CITY HALL

Tax cap alarm grows louder at City Hall

As bill proposing 2.5% limit on tax revenue hike advances at Capitol, Adler and council members voice their opposition

Elizabeth Findell
efindell@statesman.com
Austin Mayor Steve Adler says if it passes, a state bill that would require voter approval for cities to increase their tax revenue more than 2.5% annually "would have a profound and significantly prejudicial and horrible impact on our city and how we operate." [DEBORAH CANNON / AMERICAN-STATESMAN]

Before the Austin City Council voted on any agenda items two weeks ago, Mayor Steve Adler was deep into a passionate monologue about a subject not on the agenda: the dangers to Austin of a Legislature-proposed tax increase cap.

Segueing from talk about a homelessness initiative, Adler said there was something he wanted to mention “while there is a room full of people — a real important something that impacts our ability to put something like this on the agenda.” At the time, a Texas House committee had passed a measure that would require voter approval for cities to increase their tax revenue more than 2.5% — a cap that would drop steeply from the current 8% figure. An identical bill was filed in the Senate.

This Thursday, the House is expected to consider the bill, as Austin leaders amp up their opposition with the expected passage of a resolution panning the proposal.

“If that (2.5%) were ever able to be something that was passed by the Legislature, it would have a profound and significantly prejudicial and horrible impact on our city and how we operate,” Adler said of a quickly growing city that raises taxes the maximum amount most years.

Even if Austin added no new city spending, a 2.5% bump in tax revenue would not cover the rising costs of health insurance and salary increases for existing employees, Adler said. It would mean continual cuts to city services, he said. Moreover, while property taxes make up only about half of the city’s revenue, other sources are less stable and growing less quickly.

“If this Legislature actually follows through with a 2.5% tax cap, then we’re in trouble,” the mayor said. “We’re going to have to start cutting things that are core to our values. … It would fundamentally impact how we preserve the quality of life and our economy.”

Mayors and other local leaders statewide have raised the same warnings, in speeches and opinion editorials.

This week, Adler will go a step beyond a soliloquy and join with other council colleagues to consider a resolution formally opposing the bill in its current form. The resolution, from Council Members Delia Garza, Greg Casar, Jimmy Flannigan and Ann Kitchen, along with Adler, says the tax cap would save the average Austin taxpayer only about $5 per month, but cause the city to lose money needed to pay 549 police officers or cover half of its yearly budget for parks.
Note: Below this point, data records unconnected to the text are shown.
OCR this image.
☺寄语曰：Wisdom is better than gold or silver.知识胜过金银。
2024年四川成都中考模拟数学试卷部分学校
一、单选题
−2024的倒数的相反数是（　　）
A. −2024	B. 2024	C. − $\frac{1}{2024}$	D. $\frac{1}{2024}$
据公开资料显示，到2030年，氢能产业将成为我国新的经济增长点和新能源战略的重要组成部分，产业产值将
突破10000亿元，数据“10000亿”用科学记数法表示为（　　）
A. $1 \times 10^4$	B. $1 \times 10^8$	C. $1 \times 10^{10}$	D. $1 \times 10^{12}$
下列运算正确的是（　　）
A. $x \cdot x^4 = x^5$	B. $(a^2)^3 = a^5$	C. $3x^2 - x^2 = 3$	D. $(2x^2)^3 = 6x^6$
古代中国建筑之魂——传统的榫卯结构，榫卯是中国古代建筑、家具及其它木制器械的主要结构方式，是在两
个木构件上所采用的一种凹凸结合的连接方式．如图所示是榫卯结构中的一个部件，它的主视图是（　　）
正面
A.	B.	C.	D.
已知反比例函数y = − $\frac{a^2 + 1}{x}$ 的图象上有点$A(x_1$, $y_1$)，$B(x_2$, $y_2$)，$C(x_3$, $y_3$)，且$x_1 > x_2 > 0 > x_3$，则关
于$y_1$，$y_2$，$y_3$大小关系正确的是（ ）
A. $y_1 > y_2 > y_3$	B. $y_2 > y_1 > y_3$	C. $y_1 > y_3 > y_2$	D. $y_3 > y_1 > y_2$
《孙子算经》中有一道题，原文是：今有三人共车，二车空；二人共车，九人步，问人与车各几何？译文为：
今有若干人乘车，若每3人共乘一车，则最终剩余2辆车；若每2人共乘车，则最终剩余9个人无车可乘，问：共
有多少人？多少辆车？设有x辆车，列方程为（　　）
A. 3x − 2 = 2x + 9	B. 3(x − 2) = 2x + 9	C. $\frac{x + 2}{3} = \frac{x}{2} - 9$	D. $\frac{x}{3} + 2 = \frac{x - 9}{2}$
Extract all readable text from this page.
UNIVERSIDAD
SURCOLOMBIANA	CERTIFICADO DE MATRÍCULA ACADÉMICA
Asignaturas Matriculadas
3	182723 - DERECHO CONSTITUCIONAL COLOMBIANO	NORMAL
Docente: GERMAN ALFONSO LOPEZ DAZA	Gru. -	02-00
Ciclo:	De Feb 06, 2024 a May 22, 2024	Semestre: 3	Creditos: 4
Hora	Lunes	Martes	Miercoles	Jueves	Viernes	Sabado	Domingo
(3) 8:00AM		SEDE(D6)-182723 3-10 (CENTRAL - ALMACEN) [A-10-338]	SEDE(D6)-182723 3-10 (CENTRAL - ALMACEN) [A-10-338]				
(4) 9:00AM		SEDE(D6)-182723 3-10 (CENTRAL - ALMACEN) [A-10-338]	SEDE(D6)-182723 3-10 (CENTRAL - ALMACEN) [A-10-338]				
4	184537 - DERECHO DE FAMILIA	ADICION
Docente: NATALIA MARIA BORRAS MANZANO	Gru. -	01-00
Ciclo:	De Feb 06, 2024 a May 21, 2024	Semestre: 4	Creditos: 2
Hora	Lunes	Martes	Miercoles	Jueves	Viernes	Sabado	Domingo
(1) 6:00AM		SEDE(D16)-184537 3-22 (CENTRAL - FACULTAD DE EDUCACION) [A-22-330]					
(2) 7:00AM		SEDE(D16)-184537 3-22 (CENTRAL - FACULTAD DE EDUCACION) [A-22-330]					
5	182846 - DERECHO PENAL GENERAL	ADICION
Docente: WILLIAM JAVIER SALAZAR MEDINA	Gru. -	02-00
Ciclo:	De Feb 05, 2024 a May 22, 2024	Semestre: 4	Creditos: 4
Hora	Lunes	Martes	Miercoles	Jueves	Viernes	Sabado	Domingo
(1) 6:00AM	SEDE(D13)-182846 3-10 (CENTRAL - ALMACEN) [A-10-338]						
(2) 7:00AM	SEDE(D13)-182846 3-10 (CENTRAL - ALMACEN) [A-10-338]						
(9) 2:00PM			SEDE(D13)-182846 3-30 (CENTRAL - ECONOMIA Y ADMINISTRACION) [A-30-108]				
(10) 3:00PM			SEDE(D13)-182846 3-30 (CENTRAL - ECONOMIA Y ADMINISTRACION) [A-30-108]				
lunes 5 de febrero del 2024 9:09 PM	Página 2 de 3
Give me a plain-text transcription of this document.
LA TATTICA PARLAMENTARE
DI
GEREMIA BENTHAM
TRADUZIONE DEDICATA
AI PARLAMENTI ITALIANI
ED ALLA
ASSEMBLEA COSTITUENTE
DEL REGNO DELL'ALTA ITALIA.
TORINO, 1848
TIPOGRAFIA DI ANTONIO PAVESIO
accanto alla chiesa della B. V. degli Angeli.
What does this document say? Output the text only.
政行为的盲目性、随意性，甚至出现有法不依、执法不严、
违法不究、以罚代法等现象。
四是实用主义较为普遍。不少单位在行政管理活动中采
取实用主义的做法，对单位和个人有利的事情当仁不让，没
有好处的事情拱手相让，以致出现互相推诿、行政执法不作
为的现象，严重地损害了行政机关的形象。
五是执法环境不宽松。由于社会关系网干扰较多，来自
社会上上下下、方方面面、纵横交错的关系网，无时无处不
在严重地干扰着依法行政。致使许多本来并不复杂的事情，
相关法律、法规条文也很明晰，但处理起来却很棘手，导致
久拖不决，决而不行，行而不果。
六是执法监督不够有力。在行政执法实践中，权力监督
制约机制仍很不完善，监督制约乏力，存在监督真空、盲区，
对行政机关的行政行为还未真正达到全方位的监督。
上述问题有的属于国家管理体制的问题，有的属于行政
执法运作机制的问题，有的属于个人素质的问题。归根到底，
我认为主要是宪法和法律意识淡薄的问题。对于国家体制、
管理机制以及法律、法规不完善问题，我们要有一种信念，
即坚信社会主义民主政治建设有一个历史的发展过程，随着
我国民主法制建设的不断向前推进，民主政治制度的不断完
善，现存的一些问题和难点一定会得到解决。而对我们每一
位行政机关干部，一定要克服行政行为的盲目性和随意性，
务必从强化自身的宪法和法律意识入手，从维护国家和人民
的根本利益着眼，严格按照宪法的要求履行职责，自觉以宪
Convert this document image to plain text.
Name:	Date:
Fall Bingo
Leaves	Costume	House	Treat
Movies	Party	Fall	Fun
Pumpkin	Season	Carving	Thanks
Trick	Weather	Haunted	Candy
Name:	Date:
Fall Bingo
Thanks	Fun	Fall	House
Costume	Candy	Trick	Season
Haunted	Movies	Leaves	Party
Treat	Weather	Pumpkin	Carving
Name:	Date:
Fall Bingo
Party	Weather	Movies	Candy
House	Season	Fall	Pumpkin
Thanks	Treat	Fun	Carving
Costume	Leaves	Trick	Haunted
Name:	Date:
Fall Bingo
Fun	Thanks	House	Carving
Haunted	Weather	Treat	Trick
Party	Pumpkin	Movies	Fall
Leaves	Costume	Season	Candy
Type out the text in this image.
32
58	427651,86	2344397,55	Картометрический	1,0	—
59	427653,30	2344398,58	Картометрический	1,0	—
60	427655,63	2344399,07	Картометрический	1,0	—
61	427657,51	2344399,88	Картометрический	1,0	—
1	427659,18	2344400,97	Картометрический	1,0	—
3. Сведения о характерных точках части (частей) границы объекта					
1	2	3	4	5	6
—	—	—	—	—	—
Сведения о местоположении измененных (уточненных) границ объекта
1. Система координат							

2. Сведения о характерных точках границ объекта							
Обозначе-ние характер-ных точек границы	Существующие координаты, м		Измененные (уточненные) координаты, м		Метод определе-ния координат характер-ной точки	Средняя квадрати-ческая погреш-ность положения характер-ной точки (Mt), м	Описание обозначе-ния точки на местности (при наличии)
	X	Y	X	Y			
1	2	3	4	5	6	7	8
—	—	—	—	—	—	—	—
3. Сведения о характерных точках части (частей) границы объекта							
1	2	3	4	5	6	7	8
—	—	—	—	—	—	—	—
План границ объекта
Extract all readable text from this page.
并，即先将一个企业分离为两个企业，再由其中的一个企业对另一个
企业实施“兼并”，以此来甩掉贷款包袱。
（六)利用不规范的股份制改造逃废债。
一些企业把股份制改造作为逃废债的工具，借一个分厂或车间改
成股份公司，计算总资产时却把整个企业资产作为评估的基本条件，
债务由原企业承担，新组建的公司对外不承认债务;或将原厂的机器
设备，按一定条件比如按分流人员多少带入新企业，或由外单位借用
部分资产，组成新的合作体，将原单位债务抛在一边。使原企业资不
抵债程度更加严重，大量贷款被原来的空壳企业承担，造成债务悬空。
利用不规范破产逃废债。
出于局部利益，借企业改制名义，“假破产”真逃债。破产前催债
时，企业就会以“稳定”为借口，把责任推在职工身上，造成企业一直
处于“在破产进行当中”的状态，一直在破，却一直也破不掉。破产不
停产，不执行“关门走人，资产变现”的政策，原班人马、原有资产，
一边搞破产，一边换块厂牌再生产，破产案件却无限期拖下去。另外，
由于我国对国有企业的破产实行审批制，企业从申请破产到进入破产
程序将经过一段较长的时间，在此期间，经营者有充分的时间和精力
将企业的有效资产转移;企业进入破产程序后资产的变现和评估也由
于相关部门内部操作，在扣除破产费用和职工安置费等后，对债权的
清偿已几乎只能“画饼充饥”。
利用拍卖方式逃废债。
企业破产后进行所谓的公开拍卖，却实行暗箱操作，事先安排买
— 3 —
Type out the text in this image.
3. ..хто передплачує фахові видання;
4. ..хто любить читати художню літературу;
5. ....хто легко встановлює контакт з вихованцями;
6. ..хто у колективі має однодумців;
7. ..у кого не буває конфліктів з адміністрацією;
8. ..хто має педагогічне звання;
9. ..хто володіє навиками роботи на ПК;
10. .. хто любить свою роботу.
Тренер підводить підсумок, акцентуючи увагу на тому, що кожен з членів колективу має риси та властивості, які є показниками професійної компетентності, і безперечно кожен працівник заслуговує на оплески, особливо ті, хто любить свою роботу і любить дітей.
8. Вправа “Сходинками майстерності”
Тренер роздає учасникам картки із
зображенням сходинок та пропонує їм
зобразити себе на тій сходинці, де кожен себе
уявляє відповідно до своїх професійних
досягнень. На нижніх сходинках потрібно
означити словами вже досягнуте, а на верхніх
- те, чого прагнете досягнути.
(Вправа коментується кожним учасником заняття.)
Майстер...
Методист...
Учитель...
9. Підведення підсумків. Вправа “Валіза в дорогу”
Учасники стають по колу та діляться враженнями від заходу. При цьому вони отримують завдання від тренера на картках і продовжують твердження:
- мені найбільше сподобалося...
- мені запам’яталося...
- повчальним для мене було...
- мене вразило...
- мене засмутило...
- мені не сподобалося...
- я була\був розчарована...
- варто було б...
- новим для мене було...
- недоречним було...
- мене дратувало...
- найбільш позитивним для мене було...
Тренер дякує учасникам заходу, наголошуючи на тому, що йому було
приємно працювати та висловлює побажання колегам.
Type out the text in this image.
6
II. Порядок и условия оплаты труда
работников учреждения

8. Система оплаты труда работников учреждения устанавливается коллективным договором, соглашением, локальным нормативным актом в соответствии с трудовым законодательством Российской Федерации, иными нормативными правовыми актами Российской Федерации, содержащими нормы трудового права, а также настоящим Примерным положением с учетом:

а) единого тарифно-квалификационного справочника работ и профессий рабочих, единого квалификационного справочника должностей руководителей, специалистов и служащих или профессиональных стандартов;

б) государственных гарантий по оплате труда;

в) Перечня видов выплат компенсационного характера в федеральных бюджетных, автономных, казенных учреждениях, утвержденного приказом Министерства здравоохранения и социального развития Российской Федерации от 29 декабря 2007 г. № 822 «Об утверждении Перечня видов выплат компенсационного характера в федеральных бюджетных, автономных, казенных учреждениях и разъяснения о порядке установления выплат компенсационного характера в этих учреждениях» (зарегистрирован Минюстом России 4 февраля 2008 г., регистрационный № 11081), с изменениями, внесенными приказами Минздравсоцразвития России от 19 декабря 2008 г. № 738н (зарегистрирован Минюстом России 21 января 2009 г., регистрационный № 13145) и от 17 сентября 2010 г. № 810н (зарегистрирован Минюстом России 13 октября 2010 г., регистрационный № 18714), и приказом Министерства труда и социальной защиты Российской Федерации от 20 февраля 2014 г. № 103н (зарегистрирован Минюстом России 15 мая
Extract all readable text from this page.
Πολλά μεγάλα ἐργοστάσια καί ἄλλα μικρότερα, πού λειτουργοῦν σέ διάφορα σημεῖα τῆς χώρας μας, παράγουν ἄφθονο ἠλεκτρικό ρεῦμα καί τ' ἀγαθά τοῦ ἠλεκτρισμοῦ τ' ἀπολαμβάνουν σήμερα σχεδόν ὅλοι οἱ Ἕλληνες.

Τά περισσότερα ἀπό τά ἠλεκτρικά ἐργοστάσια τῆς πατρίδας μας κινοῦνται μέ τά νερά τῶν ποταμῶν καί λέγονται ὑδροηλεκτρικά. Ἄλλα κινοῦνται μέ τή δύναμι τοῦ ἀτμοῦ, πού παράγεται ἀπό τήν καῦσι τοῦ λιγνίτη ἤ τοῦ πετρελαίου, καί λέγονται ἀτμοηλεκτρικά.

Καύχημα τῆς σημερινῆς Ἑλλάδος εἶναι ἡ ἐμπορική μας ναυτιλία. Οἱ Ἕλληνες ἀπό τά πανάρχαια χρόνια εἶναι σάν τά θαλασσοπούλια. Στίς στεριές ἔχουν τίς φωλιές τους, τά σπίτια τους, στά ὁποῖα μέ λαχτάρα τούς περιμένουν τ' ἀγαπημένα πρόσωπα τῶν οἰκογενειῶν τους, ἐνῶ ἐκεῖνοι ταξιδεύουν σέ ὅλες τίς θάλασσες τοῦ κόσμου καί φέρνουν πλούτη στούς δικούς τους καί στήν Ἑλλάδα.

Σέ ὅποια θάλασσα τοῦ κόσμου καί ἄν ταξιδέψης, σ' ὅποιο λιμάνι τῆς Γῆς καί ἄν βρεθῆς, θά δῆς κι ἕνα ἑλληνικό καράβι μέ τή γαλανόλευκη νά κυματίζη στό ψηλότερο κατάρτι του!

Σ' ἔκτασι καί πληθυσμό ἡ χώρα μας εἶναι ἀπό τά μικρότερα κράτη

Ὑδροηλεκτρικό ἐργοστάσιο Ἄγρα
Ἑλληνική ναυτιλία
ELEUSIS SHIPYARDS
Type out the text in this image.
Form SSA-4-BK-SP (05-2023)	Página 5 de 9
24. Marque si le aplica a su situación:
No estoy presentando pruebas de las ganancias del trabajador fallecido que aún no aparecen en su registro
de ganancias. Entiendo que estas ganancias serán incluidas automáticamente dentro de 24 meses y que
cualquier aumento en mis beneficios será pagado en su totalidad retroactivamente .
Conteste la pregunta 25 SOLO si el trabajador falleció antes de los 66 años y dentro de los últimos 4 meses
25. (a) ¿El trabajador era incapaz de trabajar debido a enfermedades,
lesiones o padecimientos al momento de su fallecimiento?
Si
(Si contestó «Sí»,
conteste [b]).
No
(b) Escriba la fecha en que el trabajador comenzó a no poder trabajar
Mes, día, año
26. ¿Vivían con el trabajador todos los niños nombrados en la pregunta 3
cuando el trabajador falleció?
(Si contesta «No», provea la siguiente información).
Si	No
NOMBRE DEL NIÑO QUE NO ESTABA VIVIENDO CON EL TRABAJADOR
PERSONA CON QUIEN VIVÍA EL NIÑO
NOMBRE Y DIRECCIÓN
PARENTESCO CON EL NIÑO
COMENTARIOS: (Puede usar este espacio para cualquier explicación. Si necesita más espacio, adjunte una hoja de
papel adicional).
The proposed cap “represents an impending crisis by limiting the City’s ability to provide for public safety and other essential services,” the draft resolution reads.

Austin leaders have spoken out against measures similar to the proposed cap in the past, and they made opposing a lower tax cap their top priority on the city’s legislative agenda this year. But their growing criticism of the idea reflects an increasing alarm as the bill progresses at the Capitol.

“Right now, bills are actually coming on the floor,” said Cynthia Van Maanen, a policy adviser for Garza. “It’s at this point that we need to really step up and make constituents aware of what would happen if this passed.”

Van Maanen noted that in previous sessions, lawmakers have sought to lower the cap to 4% or 6% and not found success. With votes moving the bill further along, the window is narrowing for lawmakers to adjust it.

Local officials had hoped the 2.5% cap would simply be a starting point in legislative negotiations. They also suggested that the bill include a carve-out exempting public safety costs from its provisions. Public safety makes up nearly 70% of Austin’s budget, and public safety funding is also a priority for state leaders.

Adler has consistently argued that the real reason Austinites feel taxes are spiking is because school district taxes are so high — since much of the Austin district's tax revenue goes back to the state to be redistributed to less property-wealthy districts. Critics have called this existing school tax “recapture” system broken, and the Legislature has started a move toward some school district tax relief.

Meanwhile, Gov. Greg Abbott, House Speaker Dennis Bonnen and Lt. Gov. Dan Patrick, who leads the Senate, announced Wednesday that they had agreed on a plan to increase the state sales tax 1% and use the revenue to buy down property tax rates.

Some conservatives immediately cheered the plan as a good tax swap, but some Democrats derided it as a tax on the poor, because lower income residents must spend a higher proportion of their incomes.